Кальварский сообщил одной знакомой ему даме, Черняковской (или что-то в этом роде)255, матери одной из исключенных институток, о предстоящем процессе, и она сама явилась за несколько дней до процесса к Зарудному с предложением своих свидетельских услуг. Зарудный просил ее явиться на суд и привести кого можно из учениц и учителя Маштакова.
Как ни напрягаю я свою память, я решительно не могу вспомнить, в чем состояли 7 других моих дел.
Накануне процесса целый вечер я провел у Зарудного в беседе о предстоявшем деле. Зарудный подробно изложил мне весь свой план защиты, выслушал мои замечания и принял их во внимание. Он заставил меня сказать ему всю ту речь, которую я хотел произнести в качестве последнего слова подсудимого, и одобрил ее, соответственно изменив свою защитительную речь. Теперь уже я не относился к предстоявшему процессу с таким безразличием, как раньше; я чувствовал, что если состоится приговор, то его придется отбыть, а мысль о годе крепости безразлична для меня более не была. Тем не менее и теперь еще интерес к делу Зарудного был глубже и сильнее, чем мой, и он меня заражал и заряжал им, а не обратно. Таково было всегдашнее отношение Зарудного ко всем делам, которые он вел, и оно характерно для него как адвоката. Наша беседа затянулась за полночь, и Зарудный не отпустил меня на дачу, но оставил у себя ночевать.

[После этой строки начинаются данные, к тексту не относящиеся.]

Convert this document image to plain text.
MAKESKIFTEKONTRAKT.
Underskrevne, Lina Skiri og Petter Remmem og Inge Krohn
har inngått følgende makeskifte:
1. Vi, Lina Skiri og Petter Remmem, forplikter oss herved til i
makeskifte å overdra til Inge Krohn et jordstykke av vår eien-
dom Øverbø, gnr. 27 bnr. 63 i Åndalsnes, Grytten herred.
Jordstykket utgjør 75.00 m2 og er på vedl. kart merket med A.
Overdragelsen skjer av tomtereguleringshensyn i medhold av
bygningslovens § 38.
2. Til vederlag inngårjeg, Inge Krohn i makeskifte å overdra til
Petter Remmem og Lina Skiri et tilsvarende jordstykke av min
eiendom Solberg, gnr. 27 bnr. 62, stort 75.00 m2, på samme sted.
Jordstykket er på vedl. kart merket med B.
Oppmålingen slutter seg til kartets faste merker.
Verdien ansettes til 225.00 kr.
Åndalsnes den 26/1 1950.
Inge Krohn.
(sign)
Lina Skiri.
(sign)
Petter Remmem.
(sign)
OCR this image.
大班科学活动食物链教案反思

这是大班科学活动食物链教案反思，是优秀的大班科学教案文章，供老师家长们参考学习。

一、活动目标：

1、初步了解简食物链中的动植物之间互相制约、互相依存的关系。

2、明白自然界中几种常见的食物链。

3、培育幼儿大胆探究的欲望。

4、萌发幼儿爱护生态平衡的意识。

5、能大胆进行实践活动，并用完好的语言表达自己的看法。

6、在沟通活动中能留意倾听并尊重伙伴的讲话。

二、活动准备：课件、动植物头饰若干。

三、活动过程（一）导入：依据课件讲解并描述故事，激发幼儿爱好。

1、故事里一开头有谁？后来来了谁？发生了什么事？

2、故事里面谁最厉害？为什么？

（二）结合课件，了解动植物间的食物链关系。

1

На следующий день в известном здании судебных мест, сожженном в февральскую революцию 1917 г., на Литейном проспекте, в судебной палате с сословными представителями происходил мой процесс. Председателем суда был Булатов, прокурором – Аксаков, если не ошибаюсь – племянник знаменитых К. и И. Аксаковых256, которые, как я писал потом в «Нашей жизни», вероятно, переворачивались в гробу, когда их племянник призывал кары на печать. Были стенографисты, посланные «Нашей жизнью». Публики было немного, вероятно, человек 25–30: репортеры разных газет, наша редакция, журналисты.
В качестве свидетелей явилась Черняковская-мать257, ее дочь, две-три исключенные институтки, в том числе Худынцева; но эта последняя по незнанию села в публике, а так как ни Зарудный, ни я в лицо ее не знали, то и осталась там. Маштаков не явился. Зарудный просил допросить наших свидетелей; прокурор не возражал, и суд согласился. Но когда Зарудный назвал Худынцеву, то оказалось, что она сидит в публике, слышала мотивировку Зарудного и потому в силу довольно нецелесообразного закона (точно адвокат не может внушить свидетелю содержание его показаний вне судебного присутствия) не могла быть допрошена.